Une fois sûr que le cadavre était bel et bien mort, il s'agenouilla près de l'homme pour retirer le bout de tissu qui l'avait étouffé. Le lui enfoncer dans la gorge avait été difficile mais moins que le maintenir au sol pendant qu'il mourrait lentement. Avec la cultivation du jeune maître, ça avait été long…
très long.

He Shouyue ravala une fois encore son envie de vomir. Il ne pouvait se laisser aller à cette faiblesse. Si vomissait ici et maintenant, on le retrouverait facilement.

Il venait de tuer un homme de sang-froid. Il l'avait assassiné. Il avait réfléchit à son crime, avait prévu ses armes et l'avait exécuté lui-même.

Il était horrifié. Ou tout au moins, il aurait dû. Pourtant, il ne ressentait rien à part l'envie de vomir. Sa victime s'était souillée, l'odeur était difficilement supportable.

Le jeune homme sortit le petit paquet de gâteaux de riz gluant sucré qu'il avait réussi à se procurer. C'était la sucrerie préférée du jeune maître.
Ce genre de sucrerie était connue pour causer bien des morts chaque année. Surtout des vieillards ou des enfants, mais il n'était pas inconnu que des adultes bien portant s'étouffe avec.
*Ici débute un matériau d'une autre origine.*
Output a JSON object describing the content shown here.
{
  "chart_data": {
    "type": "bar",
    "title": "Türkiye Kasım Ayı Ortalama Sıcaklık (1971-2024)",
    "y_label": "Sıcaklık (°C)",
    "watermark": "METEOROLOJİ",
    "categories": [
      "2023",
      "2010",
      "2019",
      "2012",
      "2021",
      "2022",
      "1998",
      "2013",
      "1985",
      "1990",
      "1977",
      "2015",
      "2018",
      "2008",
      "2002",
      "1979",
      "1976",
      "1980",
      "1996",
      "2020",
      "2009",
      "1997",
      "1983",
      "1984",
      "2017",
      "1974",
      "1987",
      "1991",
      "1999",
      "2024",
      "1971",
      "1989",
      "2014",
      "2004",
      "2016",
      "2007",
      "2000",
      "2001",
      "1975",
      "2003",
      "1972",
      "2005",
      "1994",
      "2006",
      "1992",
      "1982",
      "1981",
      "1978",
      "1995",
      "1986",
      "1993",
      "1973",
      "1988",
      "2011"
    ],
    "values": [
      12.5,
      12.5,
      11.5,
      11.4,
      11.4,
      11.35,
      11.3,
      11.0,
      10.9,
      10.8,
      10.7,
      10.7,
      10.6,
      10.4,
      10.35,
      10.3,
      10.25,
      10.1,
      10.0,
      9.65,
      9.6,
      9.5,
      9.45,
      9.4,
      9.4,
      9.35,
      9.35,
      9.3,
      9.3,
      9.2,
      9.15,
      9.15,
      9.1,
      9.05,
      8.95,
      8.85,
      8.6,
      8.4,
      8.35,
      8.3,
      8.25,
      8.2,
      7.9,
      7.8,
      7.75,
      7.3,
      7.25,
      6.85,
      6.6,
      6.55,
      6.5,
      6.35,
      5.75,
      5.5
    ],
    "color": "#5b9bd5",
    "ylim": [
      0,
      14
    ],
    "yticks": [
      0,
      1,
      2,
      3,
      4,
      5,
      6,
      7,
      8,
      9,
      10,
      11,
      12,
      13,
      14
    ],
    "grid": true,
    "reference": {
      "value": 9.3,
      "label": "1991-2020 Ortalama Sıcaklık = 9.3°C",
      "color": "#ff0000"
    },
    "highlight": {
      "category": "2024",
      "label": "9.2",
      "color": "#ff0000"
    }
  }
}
He Shouyue se colla un des gâteaux de riz dans le bec pour le macher lentement jusqu'à ce qu'il arrive à cette texture collante et gluante parfaite pour se fixer dans la gorge quand on tentait stupidement d'en manger un entier. He Shouyue recracha la sucrerie, ouvrit de force la bouche du cadavre, lui mit le gâteau dedans, força la mâchoire qui refroidissait à le macher un peu puis l'enfonça profondément dans sa gorge avec ses doigts. Il disposa ensuite le corps et les meubles autour du mort pour simuler un étouffement et la tentative futile du maître pour retirer lui-même le gâteau du fond de sa gorge. Il le fit se mordre un peu les doigts pour les souiller de sang et du peu de salive qu'il avait encore dans la bouche.

He Shouyue prit un instant pour étudier son travail. Il était satisfait.

Il effaça toutes ses traces, récupéra la moindre de ses affaires, puis repartit comme il était entré en passant par la façade, de fenêtre en fenêtre jusqu'au petit placard qu'il avait utilisé comme départ.
le jeune homme faillit tomber trois fois mais il serra les dents.

Lorsqu'il sortit dans le couloir pour rejoindre les appartements de son maître, deux étages plus haut, il se fondit dans les ombres comme il savait si bien le faire maintenant.
Il toqua doucement à la porte et entra.

On verrouilla la porte derrière lui.

Un sursaut lui échappa.

Tout le clan Yuan était là.

Yuan Tànli bien sûr, mais tous ses élèves. Même ceux qui n'étaient pas encore libres. Même le plus jeune shidi.

Ils étaient tous là et ils le fixaient avec la même froideur attentive.
Assis sur un lit de jour, une tasse de thé à la main, le vieux chasseur le fixait de son regard d'aigle.

"- Alors ?"

"- Alors Maître Luo XianLe à tragiquement succombé à l'ingestion d'un gâteau de riz pas assez maché. Malgré les avertissement du maître guérisseur quant à son addiction pour cette sucrerie et les risques de les manger entier, il s'est malheureusement étouffé avec."

Une certaine incrédulité apparut sur tous les visages.

"- He Shouyue… Quelle est cette plaisanterie ?"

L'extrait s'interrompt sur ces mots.